Quedarse pelado lleva años. No quedarse pelado lleva toda la vida. Y ni siquiera con eso alcanza, ya que controlado el tema de arriba, recién si despunta la tremebunda relación del hombre con su pelo. Hasta ahora sólo se habló de los pelos de la cabeza, y hay más, mucho más de la cabeza para abajo.
Hay que decirlo aunque sea desagradable: a medida que ralean arriba, hay pelos que empiezan a aflorar en recovecos, cavidades y zonas inhóspitas. El ejemplo más temido, señal de irreversible edad avanzada, son los pelos en las orejas (si blancos, más jurásicos), pero no son tan frecuentes mientras el hombre se mantiene entre la juventud y una madurez, digamos, sensata. Sí son frecuentes en las cejas (los diablitos) y en el cuerpo, pero en calidad de pelo solitario, un tanto ridículo, apartado, excesivamente largo o retorcido (pelo de panza: ni vello ni pendejo, como dice un chiste). Acerca del vello púbico/ vello axilar/ pelo en pecho: están allí desde la pubertad, más o menos abundante según la naturaleza. Pero el hombre un día toma conciencia de que esa clase de pelo o vello también puede ser recortado (o depilado, en fin). Podría llamarse a este fenómeno “conciencia capilar” y en verdad es la toma de conciencia de que el pelo es el reino del capricho, la arbitrariedad, el descontrol y la ofensa.

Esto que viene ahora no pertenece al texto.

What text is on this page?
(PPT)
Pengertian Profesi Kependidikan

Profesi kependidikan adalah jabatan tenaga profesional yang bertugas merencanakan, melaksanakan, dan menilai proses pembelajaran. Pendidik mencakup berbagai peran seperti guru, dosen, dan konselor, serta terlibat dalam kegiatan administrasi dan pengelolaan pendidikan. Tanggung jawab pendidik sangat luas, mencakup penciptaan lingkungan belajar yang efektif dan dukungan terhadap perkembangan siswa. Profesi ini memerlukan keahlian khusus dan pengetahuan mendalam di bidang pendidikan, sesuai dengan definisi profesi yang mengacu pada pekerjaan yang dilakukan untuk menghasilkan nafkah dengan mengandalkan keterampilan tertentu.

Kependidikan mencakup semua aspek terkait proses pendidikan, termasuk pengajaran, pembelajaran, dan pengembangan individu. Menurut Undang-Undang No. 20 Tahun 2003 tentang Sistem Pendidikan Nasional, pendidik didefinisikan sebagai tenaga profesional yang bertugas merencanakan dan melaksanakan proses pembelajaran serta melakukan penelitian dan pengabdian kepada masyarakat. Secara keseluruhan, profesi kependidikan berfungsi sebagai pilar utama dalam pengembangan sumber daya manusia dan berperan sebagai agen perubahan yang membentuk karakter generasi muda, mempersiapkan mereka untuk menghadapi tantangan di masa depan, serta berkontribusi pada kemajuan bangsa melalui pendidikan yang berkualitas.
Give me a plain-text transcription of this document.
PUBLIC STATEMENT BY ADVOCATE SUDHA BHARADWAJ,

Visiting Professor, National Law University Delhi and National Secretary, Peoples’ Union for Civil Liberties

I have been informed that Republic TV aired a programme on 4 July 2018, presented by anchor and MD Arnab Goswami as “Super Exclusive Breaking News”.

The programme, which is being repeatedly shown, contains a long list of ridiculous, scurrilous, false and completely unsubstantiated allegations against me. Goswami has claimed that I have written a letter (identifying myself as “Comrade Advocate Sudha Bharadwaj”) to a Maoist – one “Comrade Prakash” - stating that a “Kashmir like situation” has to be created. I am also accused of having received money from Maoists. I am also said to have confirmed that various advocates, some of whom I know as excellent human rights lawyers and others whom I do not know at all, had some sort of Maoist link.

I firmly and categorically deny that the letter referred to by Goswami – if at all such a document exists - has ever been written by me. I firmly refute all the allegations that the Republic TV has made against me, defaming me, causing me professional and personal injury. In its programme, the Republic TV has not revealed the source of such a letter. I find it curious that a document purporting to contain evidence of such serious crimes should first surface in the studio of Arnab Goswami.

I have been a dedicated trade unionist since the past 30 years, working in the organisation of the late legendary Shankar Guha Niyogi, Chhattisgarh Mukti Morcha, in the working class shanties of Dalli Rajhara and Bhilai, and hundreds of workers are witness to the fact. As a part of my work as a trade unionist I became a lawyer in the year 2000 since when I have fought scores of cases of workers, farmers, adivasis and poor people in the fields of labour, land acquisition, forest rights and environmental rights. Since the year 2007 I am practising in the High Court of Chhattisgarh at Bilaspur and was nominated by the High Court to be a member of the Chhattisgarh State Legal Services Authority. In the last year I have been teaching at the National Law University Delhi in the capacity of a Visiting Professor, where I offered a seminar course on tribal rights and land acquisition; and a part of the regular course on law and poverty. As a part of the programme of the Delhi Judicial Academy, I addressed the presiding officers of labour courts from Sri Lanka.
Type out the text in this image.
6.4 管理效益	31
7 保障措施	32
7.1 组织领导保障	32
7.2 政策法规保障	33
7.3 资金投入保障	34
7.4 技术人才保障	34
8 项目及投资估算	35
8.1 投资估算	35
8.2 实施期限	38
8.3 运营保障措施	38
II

El pelo no es sólo fuente de tortura psíquica para el hombre. También tiene que ver con el disfrute de habernos convertido en consumidores de productos cosméticos (gel, tintura, champú, etc.) y de cortes de pelo. Cortarse el pelo es un rito y una fuente de placer inconmensurable y el peluquero es la única persona que debiera merecer fidelidad absoluta. La barba y el bigote son bien representativos de esta relación del pelo con la libertad. Es en el pelo donde el hombre de hoy ha ido ejerciendo su hace poco conquistada liberación cosmética, pero su emblema es la barba candado, que de marca estética por excelencia se ha convertido en símbolo de cierto estatus trucho. Aunque ahora sea mal visto, el candadito hizo su humilde aporte a la lucha por la liberación masculina, la larga batallapor relajarse y gozar un poco. Fue moda, frivolidad y desafío. ¿Qué hombre, alguna vez, no se dejó el candadito para probar?
Hasta hace unas décadas, hasta los años setenta, todo era bastante obvio. El horroroso bigote sólo era de bancarios y sindicalistas malos; el pelo largo acompañado de barba larga, cosa de rebeldes tercermundistas, el pelo cortito de futuros abogados garcas. Cantó Baglietto: “Ya no hay un pelo largo/ todos parecen soldados”, pero unos años después el rapado empezó a significar algo muy distinto –de orden estético y apolítico, salvo en los anacrónicos skinheads– y la colimba pasó a ser optativa.
No hay que dejar una imagen tan complicada del problema. Seamos modernos. Desdramaticemos. El hombre puede ejercer su ganada libertad en el pelo e inclusive contra el pelo. El hombre es igual que la mujer: cuando quiere ver un cambio visible y rápido, se la agarra con el pelo. Bien cabe aquí el gran pensamiento de Ringo Bonavena acerca de que “la experiencia es un peine que te dan cuando te quedás pelado”. Pero es como todo en la vida: disfruta el momento. Disfruta de tu pelo, tu barba, tu bello vello... mientras lo tengas, claro está.